I have a ‘friend’ that would often comment to me that just being around me makes them feel happier and that I calm them.  That they like my energy.  They would also say that they don’t have any friends.  I usually felt drained and stressed after being around them. I tried to be a good friend… I would invite them to dinner, cook a nice meal because according to them they have such a stressful busy life with job and family. They whined all the time about all the stress in their life.

Then it was my time to need some extra attention. And when it was, they were an hour late, came in stressed and dithered. I immediately felt the usual stress energy around and coming from them  and it made me feel worse and this was when I needed to feel nurtured and calm. They talked about themselves, how stressed and  hurried they were to get to my house. They drank almost a whole bottle of wine while yammering on and did things I did not want nor ask them to do.  What they decided to do what more important than what I needed. Their concern was that they take a bath… while I was feeling neglected and that they were being put upon. I detested being around them so I came into myself and calmed myself down that night.
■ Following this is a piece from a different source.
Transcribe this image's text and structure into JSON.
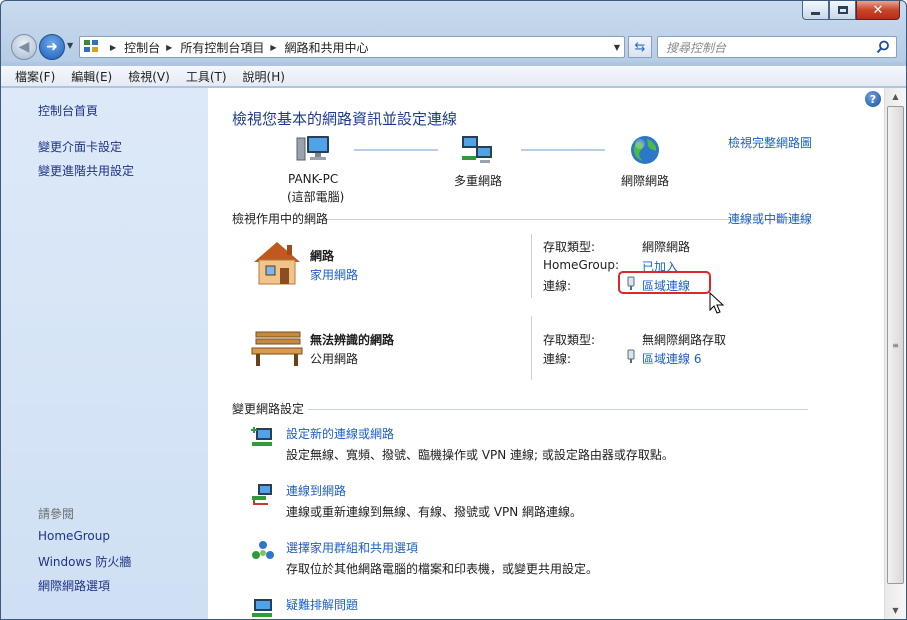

negative6The next day, I addressed how their behaviors made me feel… and they whined that they went out of their way for me even saying that I made them cry. It was a pathetic display… but showed me clearly what needed to be revealed.

My eyes were opened. This person is too negative and consumed with self to  clearly see me, help, me, genuinely care for me, be a shoulder for me,  because when I asked for and  needed nurturing and solid energy, they had none to give… they made it all about their self.

I, therefore, honored myself and my ability to stay centered and to calm and nurture myself… with God’s grace and help. I pulled forever away from this person,  keeping them at arm’s length as an acquaintance, never to have expectations of reciprocation…  nor need of it… as they have not the ability.  Lesson learned…

There are positive and negative energies on this planet. It’s what keeps it afloat, rocking and rolling along… all of us will have negative people, things and experiences in our lifetime. It’s how we address them that either brings us back to center and to be mostly positive or keeps us captured in the evil throes of negativity.  It’s our choice which energy that drives us. I choose the positive … the positive light of God. I choose joy!

“In optimism there is magic. In pessimism there is nothing.”